Open Access Open Access  Restricted Access Subscription Access

Modelling and Process Optimization for Tig Welding Based On Taguchi Method and Simulated Annealing Technique

Sudip Kumar Halder, Pradip Kumar Pal, Goutam Nandi

Abstract


In the present study, emphasis has been given to perceive the effect of some decided on enter parameters at the great of butt-welded joints, even as welding of chrome steel with the aid of tungsten inert gas (TIG) welding. Experiments had been carried out as consistent with L9 orthogonal array of Taguchi method. The enter parameters considered in the take a look at are: cutting-edge, gasolines go with the flow fee and arc gap. Statistical strategies analysis of variance (ANOVA), signal-to-noise (S/N) ratio and major impact plots have been used to study the results of welding parameters on remaining tensile energy of weld specimen. Simulated annealing has been used to optimize the welding parameter to maximize last tensile energy of weld specimen. From the effects of this study, gasoline flow rate is recognized because the maximum influential welding parameter on final tensile strength.

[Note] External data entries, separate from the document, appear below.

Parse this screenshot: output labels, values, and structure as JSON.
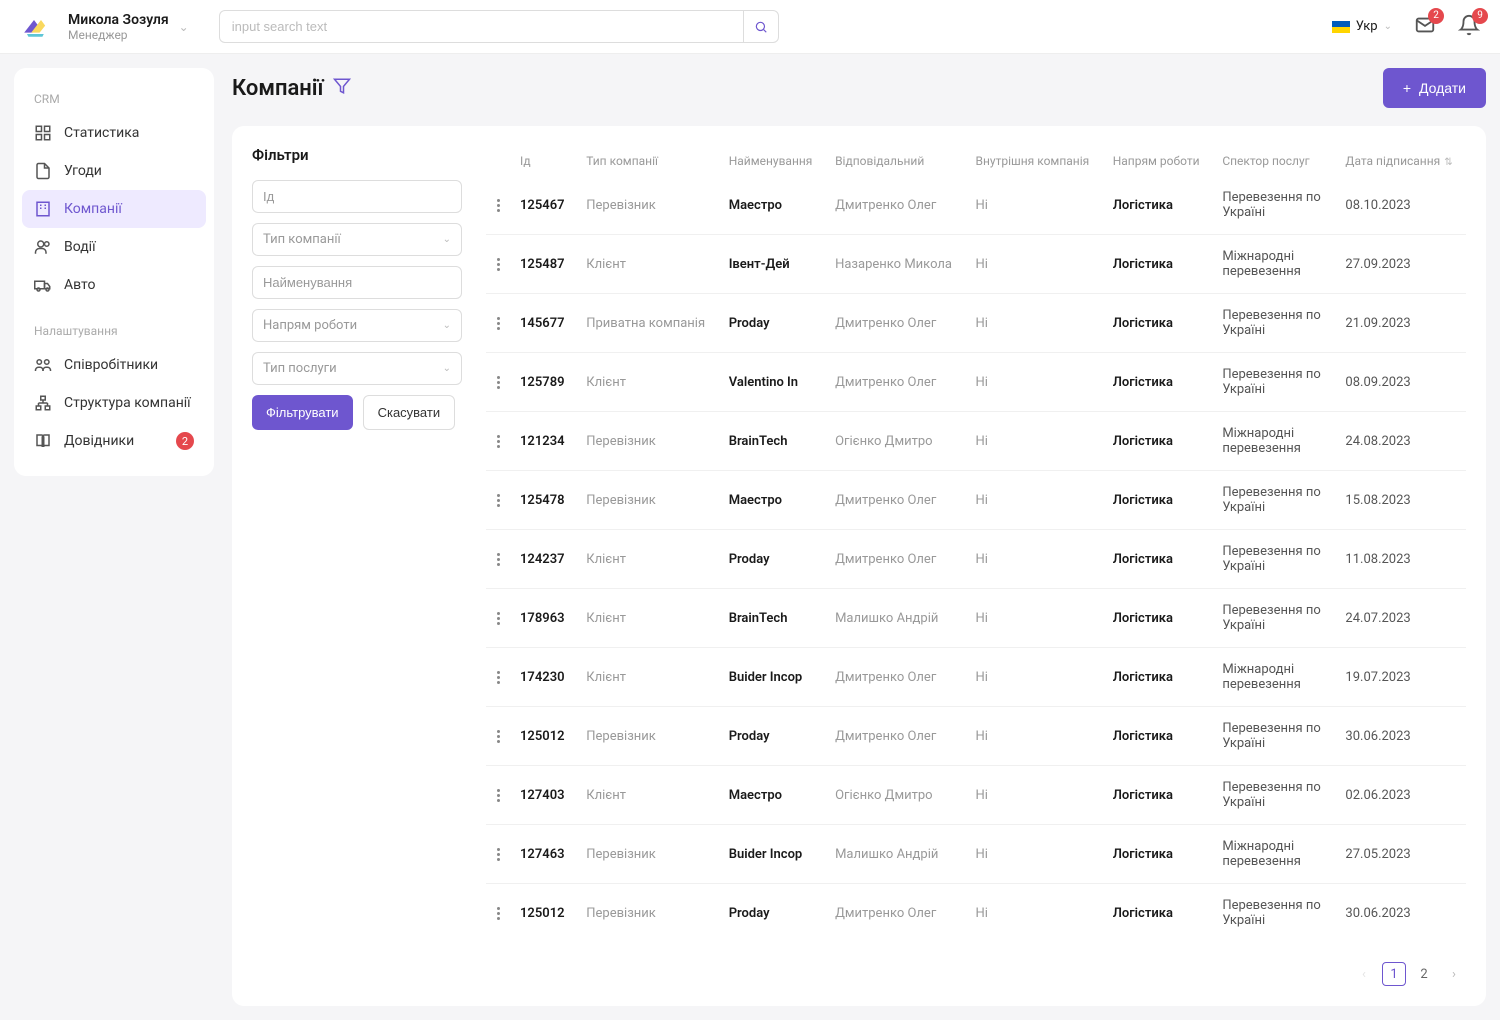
{
  "header": {
    "user_name": "Микола Зозуля",
    "user_role": "Менеджер",
    "search_placeholder": "input search text",
    "lang": "Укр",
    "mail_badge": "2",
    "bell_badge": "9"
  },
  "sidebar": {
    "section_crm": "CRM",
    "section_settings": "Налаштування",
    "items_crm": [
      {
        "label": "Статистика"
      },
      {
        "label": "Угоди"
      },
      {
        "label": "Компанії"
      },
      {
        "label": "Водії"
      },
      {
        "label": "Авто"
      }
    ],
    "items_settings": [
      {
        "label": "Співробітники"
      },
      {
        "label": "Структура компанії"
      },
      {
        "label": "Довідники",
        "badge": "2"
      }
    ]
  },
  "page": {
    "title": "Компанії",
    "add_btn": "Додати"
  },
  "filters": {
    "title": "Фільтри",
    "id_placeholder": "Ід",
    "type_placeholder": "Тип компанії",
    "name_placeholder": "Найменування",
    "direction_placeholder": "Напрям роботи",
    "service_placeholder": "Тип послуги",
    "apply": "Фільтрувати",
    "cancel": "Скасувати"
  },
  "table": {
    "columns": [
      "Ід",
      "Тип компанії",
      "Найменування",
      "Відповідальний",
      "Внутрішня компанія",
      "Напрям роботи",
      "Спектор послуг",
      "Дата підписання"
    ],
    "rows": [
      {
        "id": "125467",
        "type": "Перевізник",
        "name": "Маестро",
        "resp": "Дмитренко Олег",
        "internal": "Ні",
        "dir": "Логістика",
        "spec": "Перевезення по Україні",
        "date": "08.10.2023"
      },
      {
        "id": "125487",
        "type": "Клієнт",
        "name": "Івент-Дей",
        "resp": "Назаренко Микола",
        "internal": "Ні",
        "dir": "Логістика",
        "spec": "Міжнародні перевезення",
        "date": "27.09.2023"
      },
      {
        "id": "145677",
        "type": "Приватна компанія",
        "name": "Proday",
        "resp": "Дмитренко Олег",
        "internal": "Ні",
        "dir": "Логістика",
        "spec": "Перевезення по Україні",
        "date": "21.09.2023"
      },
      {
        "id": "125789",
        "type": "Клієнт",
        "name": "Valentino In",
        "resp": "Дмитренко Олег",
        "internal": "Ні",
        "dir": "Логістика",
        "spec": "Перевезення по Україні",
        "date": "08.09.2023"
      },
      {
        "id": "121234",
        "type": "Перевізник",
        "name": "BrainTech",
        "resp": "Огієнко Дмитро",
        "internal": "Ні",
        "dir": "Логістика",
        "spec": "Міжнародні перевезення",
        "date": "24.08.2023"
      },
      {
        "id": "125478",
        "type": "Перевізник",
        "name": "Маестро",
        "resp": "Дмитренко Олег",
        "internal": "Ні",
        "dir": "Логістика",
        "spec": "Перевезення по Україні",
        "date": "15.08.2023"
      },
      {
        "id": "124237",
        "type": "Клієнт",
        "name": "Proday",
        "resp": "Дмитренко Олег",
        "internal": "Ні",
        "dir": "Логістика",
        "spec": "Перевезення по Україні",
        "date": "11.08.2023"
      },
      {
        "id": "178963",
        "type": "Клієнт",
        "name": "BrainTech",
        "resp": "Малишко Андрій",
        "internal": "Ні",
        "dir": "Логістика",
        "spec": "Перевезення по Україні",
        "date": "24.07.2023"
      },
      {
        "id": "174230",
        "type": "Клієнт",
        "name": "Buider Incop",
        "resp": "Дмитренко Олег",
        "internal": "Ні",
        "dir": "Логістика",
        "spec": "Міжнародні перевезення",
        "date": "19.07.2023"
      },
      {
        "id": "125012",
        "type": "Перевізник",
        "name": "Proday",
        "resp": "Дмитренко Олег",
        "internal": "Ні",
        "dir": "Логістика",
        "spec": "Перевезення по Україні",
        "date": "30.06.2023"
      },
      {
        "id": "127403",
        "type": "Клієнт",
        "name": "Маестро",
        "resp": "Огієнко Дмитро",
        "internal": "Ні",
        "dir": "Логістика",
        "spec": "Перевезення по Україні",
        "date": "02.06.2023"
      },
      {
        "id": "127463",
        "type": "Перевізник",
        "name": "Buider Incop",
        "resp": "Малишко Андрій",
        "internal": "Ні",
        "dir": "Логістика",
        "spec": "Міжнародні перевезення",
        "date": "27.05.2023"
      },
      {
        "id": "125012",
        "type": "Перевізник",
        "name": "Proday",
        "resp": "Дмитренко Олег",
        "internal": "Ні",
        "dir": "Логістика",
        "spec": "Перевезення по Україні",
        "date": "30.06.2023"
      }
    ]
  },
  "pagination": {
    "pages": [
      "1",
      "2"
    ],
    "active": "1"
  }
}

Confirmatory test has been conducted to validate the predicted setting.


Full Text:

PDF

References


S. Nagesh, L. G. Datta, “Genetic algorithm for optimization of welding variables for height to width ratio and application of ANN for prediction of bead geometry for TIG welding process”, Applied soft Computing, 10 (2010), pp. 897-907.

A. Dargutlu, “Experimental investigation of the effect of hydrogen in argon as a shielding gas on TIG welding of austenitic stainless steel”, Materials and design 25, (2004), pp. 19-23.

Y.S. Tarng and W.H. Yang, “optimization of the weld bead geometry in the gas tungsten arc welding by the Taguchi method”,

International Journal of Advanced Manufacturing Technology, 14, (1998), pp. 549-554.

S. Y. Tarng, L. H. Tsai, S. S. Yeh, “Modeling, optimization and classification of weld quality in tungsten inert gas welding”,

International Journal of Machine Tool & Manufacture, 39, (1999), pp. 1427-1438.

P. Dutta, D. K. Pratihar, “Modeling of TIG welding process using conventional regression analysis and neural l network-based approaches”, Journal of Materials Processing Technology, 184, (2007), pp. 56-68.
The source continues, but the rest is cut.